Contare i giorni, non le visualizzazioni
Viviamo nell’epoca in cui tutto si misura, ma quasi mai il tempo. Misuriamo i passi, le calorie, i follower, i minuti di attenzione. Eppure il tempo scivola via come una moneta che non guardiamo mai in faccia. Contare i giorni non è un esercizio malinconico. È un atto rivoluzionario
C’è un verso di un salmo (il n° 90) che suona incredibilmente moderno: “Insegnaci a contare i nostri giorni e acquisteremo un cuore saggio.” Non dice “allungare” i giorni, né “riempirli”, né tantomeno “ottimizzarli”. Dice contarli. Uno per uno. Come si fa con qualcosa che conta davvero.
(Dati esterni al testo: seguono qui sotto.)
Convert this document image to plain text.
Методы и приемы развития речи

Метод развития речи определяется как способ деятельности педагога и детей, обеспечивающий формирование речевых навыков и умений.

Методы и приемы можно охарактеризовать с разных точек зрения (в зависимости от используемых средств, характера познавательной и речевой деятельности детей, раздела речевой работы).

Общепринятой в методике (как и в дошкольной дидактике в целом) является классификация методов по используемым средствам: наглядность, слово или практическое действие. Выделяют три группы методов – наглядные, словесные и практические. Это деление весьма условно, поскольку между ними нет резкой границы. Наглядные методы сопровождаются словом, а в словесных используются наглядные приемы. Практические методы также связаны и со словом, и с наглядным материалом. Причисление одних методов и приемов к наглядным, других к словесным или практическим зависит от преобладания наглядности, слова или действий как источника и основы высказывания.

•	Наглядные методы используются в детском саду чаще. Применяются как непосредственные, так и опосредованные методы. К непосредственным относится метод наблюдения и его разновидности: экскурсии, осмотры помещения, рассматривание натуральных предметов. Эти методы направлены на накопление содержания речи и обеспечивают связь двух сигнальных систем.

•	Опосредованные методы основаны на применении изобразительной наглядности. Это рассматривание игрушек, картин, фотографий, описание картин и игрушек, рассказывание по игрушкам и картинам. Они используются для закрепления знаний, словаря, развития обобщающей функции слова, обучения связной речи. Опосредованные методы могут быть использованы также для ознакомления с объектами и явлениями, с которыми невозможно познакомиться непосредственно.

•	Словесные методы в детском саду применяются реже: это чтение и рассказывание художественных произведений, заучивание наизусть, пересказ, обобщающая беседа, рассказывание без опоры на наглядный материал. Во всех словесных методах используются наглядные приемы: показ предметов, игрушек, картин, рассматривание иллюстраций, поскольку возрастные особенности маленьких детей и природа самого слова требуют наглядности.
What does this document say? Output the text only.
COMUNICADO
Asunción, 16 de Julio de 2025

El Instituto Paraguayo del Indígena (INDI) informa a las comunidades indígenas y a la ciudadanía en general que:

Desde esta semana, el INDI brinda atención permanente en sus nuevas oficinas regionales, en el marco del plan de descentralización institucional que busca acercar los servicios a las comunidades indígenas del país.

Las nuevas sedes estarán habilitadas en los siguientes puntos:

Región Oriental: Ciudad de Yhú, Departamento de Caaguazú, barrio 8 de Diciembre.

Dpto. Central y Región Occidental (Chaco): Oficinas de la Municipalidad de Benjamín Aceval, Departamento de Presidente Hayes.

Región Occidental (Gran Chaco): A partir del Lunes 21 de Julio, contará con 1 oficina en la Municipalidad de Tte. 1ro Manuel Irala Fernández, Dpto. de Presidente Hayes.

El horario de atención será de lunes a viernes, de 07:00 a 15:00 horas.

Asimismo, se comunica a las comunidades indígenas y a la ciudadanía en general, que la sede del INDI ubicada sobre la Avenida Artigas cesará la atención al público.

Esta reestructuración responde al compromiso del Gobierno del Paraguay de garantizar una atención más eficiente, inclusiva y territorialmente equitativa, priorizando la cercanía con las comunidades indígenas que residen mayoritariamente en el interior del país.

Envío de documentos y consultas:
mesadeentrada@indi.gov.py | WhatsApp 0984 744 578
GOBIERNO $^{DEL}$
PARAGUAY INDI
Viviamo nell’epoca in cui tutto si misura, ma quasi mai il tempo. Misuriamo i passi, le calorie, i follower, i minuti di attenzione. Eppure il tempo scivola via come una moneta che non guardiamo mai in faccia. Scorriamo, accumuliamo, rimandiamo. Poi un giorno, spesso all’improvviso, scopriamo che non è vero che “c’è sempre tempo”. È vero il contrario: il tempo c’è solo adesso.
Contare i giorni non è un esercizio malinconico. È un atto rivoluzionario. Significa smettere di vivere come se la vita fosse una bozza da sistemare più avanti. Significa capire che ogni giorno non è un contenitore neutro, ma una scelta in potenza. Non tutti i giorni saranno memorabili, certo. Ma tutti sono irreversibili. Ed è questo che li rende preziosi.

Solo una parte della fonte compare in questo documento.